The following bar chart from BP’s ‘2018 Energy Outlook’ shows estimates of GROWTH in total worldwide energy consumption to 2040 according to nine different fossil-fuel focused organizations. All of them predict growth in the consumption of fossil fuels ranging from 0.3% to 0.9% per year. Note that BP has included an IEA estimate (4th from left), but one that is based on the Agency’s business as usual scenario, not on its Sustainable Development Scenario.
BP = BP plc (formally British Petroleum)
CNPC = China National Petroleum Corporation
EIA = U.S. Energy Information Administration
IEA = International Energy Agency (OECD)
IEEJ = Institute of Energy Economics (Japan)
IHS = IHS Inc (a London based ‘Information Handling Services’ Company)
OPEC = Organization of Petroleum Exporting Countries
Statoil = Statoil ASA (Norwegian state oil co. now called Equinor)
XOM = ExxonMobil Corporation
Here’s what BP says about its prediction labeled ‘BP ET scenario’ (first bar in the chart): Our report’s “Evolving Transition scenario suggests that a continuation of the recent progress and momentum in policies and technologies is likely to cause the growth in carbon emissions to slow markedly relative to the past. But this slowing falls well short of the sharp drop in carbon emissions thought necessary to achieve the Paris climate goals. We need a far more decisive break from the past .” (my underlining)
In other words, BP’s prediction assumes ‘business as usual’ as do all the other predictions shown in the chart. BP tries to distance itself from the implications of its own report by stating that the scenarios in its report “are not predictions of what is likely to happen or what BP would like to happen.” Nevertheless, its business as usual ‘scenario’ is taken by other Oil & Gas Industry heavyweights as a valid prediction that supports the industry’s business as usual behaviour.
For example, while ExxonMobil’s report titled ‘2019 Energy and Carbon Summery’ is peppered with references to emissions reduction and the goals of the 2015 Paris Accord, the company’s true position is exposed by two statements on page 9: “Natural gas will expand its role, led by growth in electricity generation and industrial output” and “Rising oil demand will be driven by commercial transportation and the chemical industry.” See last bar in the chart.

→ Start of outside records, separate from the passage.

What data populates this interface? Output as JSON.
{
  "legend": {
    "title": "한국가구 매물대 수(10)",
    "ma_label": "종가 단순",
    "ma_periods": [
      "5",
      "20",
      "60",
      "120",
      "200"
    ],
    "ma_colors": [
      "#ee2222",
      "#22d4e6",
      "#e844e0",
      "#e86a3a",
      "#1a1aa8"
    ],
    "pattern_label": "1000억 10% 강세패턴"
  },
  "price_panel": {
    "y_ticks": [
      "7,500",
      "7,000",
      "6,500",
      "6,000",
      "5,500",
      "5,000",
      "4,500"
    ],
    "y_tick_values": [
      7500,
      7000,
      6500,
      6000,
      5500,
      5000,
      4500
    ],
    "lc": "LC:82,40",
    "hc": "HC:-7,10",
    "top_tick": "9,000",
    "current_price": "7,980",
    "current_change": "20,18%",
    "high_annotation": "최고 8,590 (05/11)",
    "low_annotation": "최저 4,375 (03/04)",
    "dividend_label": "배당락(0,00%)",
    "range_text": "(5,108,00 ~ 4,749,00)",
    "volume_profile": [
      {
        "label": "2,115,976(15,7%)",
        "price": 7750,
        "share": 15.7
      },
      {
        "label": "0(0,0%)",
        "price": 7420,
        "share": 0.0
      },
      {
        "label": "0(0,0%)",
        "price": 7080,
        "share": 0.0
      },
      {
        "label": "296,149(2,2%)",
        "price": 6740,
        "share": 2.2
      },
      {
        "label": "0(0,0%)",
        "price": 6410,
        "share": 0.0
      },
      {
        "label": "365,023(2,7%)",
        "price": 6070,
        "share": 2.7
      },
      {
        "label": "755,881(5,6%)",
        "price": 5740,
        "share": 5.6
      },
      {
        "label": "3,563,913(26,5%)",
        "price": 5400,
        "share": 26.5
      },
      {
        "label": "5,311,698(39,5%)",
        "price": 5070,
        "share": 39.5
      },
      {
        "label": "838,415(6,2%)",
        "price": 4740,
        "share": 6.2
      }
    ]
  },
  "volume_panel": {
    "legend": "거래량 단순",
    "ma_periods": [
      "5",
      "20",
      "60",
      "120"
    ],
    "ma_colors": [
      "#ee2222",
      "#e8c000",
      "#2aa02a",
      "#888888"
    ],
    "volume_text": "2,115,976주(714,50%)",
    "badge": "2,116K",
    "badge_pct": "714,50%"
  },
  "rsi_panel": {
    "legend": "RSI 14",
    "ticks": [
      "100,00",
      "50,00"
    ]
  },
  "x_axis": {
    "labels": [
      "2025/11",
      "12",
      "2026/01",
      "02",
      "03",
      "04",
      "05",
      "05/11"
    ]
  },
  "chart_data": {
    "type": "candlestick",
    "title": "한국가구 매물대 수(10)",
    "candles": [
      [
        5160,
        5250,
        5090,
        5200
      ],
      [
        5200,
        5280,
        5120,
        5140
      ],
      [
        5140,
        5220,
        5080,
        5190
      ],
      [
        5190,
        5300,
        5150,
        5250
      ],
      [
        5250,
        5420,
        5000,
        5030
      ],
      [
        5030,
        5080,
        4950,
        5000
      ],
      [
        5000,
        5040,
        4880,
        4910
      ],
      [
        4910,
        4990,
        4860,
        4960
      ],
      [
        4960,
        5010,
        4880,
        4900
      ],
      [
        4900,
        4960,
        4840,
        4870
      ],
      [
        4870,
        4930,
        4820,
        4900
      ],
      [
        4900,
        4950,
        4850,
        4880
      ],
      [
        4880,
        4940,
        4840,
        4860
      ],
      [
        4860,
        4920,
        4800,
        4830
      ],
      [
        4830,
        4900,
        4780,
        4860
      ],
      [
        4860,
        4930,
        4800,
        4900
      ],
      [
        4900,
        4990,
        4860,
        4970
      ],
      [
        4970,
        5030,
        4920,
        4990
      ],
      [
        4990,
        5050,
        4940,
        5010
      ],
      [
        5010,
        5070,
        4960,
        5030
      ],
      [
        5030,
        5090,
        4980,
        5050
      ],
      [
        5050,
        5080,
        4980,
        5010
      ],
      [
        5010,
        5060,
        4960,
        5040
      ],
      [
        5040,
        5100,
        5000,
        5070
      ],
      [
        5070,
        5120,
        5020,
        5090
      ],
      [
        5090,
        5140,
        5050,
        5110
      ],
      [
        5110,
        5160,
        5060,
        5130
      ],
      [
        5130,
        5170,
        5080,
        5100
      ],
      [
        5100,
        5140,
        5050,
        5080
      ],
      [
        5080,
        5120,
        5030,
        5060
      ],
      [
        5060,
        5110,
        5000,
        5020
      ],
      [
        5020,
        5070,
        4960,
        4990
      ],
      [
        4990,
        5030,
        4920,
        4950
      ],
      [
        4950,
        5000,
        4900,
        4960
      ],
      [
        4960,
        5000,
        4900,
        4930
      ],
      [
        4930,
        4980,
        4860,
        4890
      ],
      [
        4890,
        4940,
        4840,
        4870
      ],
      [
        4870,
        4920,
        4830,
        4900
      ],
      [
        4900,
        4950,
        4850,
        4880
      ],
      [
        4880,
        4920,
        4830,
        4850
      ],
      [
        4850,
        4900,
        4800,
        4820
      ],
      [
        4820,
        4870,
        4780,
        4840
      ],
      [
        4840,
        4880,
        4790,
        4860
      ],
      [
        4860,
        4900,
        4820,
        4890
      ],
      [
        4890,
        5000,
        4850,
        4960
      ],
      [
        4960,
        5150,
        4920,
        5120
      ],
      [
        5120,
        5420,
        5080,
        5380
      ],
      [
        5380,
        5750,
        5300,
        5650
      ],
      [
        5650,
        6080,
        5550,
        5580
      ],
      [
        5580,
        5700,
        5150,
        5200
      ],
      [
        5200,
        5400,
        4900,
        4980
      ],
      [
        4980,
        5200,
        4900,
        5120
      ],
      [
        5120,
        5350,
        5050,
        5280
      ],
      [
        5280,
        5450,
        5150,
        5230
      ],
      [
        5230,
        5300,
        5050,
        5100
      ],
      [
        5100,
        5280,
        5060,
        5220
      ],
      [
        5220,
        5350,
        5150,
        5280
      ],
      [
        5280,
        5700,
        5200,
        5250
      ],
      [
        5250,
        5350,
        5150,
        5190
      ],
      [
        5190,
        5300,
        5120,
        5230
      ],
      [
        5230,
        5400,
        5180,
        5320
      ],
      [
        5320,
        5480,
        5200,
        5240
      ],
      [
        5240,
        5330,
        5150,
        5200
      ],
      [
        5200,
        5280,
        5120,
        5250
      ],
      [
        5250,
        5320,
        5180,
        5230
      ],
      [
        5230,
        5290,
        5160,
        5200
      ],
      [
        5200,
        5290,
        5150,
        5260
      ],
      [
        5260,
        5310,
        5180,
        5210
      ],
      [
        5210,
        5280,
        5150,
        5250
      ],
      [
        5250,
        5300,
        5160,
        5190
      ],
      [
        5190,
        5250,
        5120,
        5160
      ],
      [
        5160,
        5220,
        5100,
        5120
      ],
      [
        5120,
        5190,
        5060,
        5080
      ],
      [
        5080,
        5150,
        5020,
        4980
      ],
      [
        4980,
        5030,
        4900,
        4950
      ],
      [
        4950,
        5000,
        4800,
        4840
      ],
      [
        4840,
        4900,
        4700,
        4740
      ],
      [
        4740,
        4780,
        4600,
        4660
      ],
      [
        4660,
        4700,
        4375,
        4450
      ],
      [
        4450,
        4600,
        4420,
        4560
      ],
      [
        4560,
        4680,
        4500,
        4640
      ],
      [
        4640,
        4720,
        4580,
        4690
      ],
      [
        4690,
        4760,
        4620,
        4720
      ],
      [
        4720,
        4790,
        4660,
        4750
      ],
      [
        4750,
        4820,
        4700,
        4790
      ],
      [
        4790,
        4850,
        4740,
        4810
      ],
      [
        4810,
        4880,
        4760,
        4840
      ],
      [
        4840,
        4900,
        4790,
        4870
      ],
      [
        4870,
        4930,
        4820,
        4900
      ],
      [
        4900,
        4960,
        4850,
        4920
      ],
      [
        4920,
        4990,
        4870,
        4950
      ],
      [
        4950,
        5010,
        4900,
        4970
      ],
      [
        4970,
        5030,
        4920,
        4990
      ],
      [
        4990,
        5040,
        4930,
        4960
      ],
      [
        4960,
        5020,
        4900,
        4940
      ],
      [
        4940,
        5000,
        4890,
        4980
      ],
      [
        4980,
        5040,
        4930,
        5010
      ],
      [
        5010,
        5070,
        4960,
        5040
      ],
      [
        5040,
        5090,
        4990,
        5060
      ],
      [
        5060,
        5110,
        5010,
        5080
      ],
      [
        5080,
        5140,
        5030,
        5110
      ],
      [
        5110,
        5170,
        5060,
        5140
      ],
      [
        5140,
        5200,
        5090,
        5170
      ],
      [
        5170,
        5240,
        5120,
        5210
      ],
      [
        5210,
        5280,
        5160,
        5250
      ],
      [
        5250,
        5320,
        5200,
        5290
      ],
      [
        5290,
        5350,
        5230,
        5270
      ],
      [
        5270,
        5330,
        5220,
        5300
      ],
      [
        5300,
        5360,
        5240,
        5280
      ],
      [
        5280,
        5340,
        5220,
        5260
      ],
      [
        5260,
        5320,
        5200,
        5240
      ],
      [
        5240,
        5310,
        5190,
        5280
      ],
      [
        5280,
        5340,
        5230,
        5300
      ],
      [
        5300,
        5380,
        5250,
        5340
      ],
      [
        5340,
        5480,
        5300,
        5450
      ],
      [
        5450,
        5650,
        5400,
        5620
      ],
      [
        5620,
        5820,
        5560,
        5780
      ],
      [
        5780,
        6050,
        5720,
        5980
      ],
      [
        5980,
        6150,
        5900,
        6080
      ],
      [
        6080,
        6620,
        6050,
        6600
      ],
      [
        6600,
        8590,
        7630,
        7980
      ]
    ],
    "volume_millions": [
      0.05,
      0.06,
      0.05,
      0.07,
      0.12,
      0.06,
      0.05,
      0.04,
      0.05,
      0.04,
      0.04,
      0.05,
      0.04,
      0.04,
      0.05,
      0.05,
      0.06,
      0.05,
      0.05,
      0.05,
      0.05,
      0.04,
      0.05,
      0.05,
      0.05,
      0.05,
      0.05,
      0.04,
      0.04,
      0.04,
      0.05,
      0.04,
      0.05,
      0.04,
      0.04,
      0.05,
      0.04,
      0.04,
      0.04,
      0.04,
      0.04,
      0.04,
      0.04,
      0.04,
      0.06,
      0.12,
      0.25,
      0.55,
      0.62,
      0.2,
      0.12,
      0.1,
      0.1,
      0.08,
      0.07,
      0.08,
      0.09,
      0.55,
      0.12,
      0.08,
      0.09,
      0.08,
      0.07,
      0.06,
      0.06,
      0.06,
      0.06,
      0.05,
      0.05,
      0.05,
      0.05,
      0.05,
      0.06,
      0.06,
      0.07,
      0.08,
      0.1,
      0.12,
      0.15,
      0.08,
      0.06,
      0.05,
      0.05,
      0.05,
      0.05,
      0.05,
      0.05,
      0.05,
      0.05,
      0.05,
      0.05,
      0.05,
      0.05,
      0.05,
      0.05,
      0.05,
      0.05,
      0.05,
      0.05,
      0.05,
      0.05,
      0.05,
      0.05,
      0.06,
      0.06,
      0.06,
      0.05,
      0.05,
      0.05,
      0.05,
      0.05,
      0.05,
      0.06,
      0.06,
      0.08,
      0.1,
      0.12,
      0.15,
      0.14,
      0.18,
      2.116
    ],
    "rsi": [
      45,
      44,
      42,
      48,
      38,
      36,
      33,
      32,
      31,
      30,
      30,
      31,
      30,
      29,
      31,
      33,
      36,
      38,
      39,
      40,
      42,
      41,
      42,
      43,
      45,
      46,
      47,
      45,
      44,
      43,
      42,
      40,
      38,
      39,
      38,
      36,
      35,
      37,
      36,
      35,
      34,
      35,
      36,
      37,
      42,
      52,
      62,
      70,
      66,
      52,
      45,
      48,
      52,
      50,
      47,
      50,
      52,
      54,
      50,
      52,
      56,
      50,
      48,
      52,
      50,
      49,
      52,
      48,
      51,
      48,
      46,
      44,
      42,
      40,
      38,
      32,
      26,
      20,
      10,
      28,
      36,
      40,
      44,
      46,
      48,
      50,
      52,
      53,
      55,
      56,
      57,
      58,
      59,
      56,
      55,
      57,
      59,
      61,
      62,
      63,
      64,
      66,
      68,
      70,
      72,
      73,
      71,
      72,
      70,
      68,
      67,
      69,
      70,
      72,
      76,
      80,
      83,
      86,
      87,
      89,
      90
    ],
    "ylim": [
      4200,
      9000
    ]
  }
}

BP’s ‘2018 Energy Outlook’ contains a surprisingly frank statement (underlined above) concerning the Paris Accord and how to achieve its goals. “We need a far more decisive break from the past” the writer of the report states. Very true. Thing is, the decisive break from the past is going to hit the industry whether it likes it or not. More storms, more droughts, more floods, and more climate activists will see to that.
In the mean time, there’s only one way to meet the Paris climate goals and that is to cut fossil fuel production. Taxing carbon emissions will not do the trick; that’s just a silly game and the fossil fuel pushers know it. Taxing fossil fuels at the well or mine head and/or at ports of entry will work. Better still, mandate the elimination of fossil fuels as some jurisdiction are already beginning to do. One thing for sure: don’t expect help from the fossil fuel crowd. They are not part of the solution, they are the problem.